En tout cas, si la compagnie nationale française, visiblement toujours à la recherche du moindre euro de gagné, souhaite tirer profit des passagers un peu différents des autres, quitte au passage à les stigmatiser et discriminer, on peut lui proposer de faire payer davantage, à l'avenir, les femmes enceintes, les petits vieux affublés de béquilles ou de cannes prenant trop de place, ou les passagers incontinents utilisant davantage les toilettes de l'avion que les autres.
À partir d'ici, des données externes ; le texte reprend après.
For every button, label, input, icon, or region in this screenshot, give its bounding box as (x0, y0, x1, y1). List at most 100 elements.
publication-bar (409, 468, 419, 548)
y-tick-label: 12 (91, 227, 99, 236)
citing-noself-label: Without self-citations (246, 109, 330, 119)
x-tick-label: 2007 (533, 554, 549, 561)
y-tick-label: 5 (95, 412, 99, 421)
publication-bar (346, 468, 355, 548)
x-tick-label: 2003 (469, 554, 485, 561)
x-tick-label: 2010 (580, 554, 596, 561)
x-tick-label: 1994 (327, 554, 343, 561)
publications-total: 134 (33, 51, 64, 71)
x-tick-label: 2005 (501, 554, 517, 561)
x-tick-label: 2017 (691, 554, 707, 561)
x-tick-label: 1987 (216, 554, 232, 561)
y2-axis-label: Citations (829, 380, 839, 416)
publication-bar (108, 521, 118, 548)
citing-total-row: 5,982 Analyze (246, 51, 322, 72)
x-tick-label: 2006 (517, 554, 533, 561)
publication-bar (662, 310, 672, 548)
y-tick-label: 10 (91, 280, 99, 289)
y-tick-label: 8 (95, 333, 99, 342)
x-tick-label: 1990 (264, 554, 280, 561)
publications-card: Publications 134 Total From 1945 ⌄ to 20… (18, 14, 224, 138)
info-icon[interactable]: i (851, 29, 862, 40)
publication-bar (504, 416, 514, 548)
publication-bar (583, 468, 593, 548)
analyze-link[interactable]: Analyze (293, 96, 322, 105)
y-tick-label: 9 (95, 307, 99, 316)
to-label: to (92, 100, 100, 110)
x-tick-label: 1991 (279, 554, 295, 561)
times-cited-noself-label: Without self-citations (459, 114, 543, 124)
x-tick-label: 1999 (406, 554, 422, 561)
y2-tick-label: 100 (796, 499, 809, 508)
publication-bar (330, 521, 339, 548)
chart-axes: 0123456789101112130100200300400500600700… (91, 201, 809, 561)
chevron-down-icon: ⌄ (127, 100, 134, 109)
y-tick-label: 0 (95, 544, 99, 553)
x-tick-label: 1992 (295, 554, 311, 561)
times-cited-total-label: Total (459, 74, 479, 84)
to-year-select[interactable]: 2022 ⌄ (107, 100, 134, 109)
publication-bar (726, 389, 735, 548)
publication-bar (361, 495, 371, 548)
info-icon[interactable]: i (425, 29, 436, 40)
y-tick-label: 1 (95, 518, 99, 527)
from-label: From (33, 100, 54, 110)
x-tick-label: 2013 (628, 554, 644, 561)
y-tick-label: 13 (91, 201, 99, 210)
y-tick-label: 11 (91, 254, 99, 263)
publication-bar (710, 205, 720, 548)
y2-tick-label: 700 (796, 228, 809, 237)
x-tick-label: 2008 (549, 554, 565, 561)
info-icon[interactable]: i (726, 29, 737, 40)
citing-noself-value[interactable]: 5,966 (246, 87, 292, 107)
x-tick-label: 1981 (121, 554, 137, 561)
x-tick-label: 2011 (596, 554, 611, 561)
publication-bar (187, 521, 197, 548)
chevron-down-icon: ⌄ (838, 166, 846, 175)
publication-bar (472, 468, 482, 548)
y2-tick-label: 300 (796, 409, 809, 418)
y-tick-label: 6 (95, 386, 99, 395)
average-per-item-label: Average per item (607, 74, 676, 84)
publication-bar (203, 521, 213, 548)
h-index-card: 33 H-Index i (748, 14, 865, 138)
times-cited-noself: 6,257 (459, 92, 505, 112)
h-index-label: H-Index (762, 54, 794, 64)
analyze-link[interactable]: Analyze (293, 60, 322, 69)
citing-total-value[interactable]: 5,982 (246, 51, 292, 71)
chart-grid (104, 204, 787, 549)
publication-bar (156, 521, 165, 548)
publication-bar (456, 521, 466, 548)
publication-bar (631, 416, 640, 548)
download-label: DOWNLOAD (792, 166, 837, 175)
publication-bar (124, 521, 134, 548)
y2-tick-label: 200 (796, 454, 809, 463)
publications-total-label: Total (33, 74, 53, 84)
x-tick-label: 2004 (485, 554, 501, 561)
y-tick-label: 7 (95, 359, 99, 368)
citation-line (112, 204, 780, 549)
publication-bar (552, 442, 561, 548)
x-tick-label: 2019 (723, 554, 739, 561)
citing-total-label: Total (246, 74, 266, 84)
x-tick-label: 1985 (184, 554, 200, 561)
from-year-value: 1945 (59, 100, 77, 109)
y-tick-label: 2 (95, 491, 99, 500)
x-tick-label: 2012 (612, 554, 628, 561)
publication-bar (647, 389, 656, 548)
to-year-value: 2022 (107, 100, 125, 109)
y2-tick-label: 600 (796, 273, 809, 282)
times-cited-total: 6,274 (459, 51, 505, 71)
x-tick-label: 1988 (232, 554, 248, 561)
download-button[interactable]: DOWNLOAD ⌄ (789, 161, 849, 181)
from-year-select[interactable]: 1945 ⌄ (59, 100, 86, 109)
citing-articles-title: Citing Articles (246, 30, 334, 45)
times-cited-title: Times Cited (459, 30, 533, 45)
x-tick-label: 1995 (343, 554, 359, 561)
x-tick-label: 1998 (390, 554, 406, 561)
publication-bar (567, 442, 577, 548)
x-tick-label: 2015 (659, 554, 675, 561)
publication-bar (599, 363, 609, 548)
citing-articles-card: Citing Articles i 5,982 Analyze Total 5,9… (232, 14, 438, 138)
A l’inverse, les passagers anorexiques seraient théoriquement en droit de lui réclamer de payer moins cher, puisqu’ils ne touchent pas à leur plateau repas.

 

En matière de lutte contre l’obésité, en tout cas, aux velléités punitives d’Air France, on trouve plus sympathique l’initiative préventive lancée ce même jour par la mairie de Paris. Il s’agit d’une vaste campagne de sensibilisation à l’obésité infantile, émaillée d’actions concrètes comme la distribution de fruits dans les écoles. Une campagne qui, du reste, n’est pas un luxe: dans la capitale française, un enfant sur six est considéré comme étant en surpoids.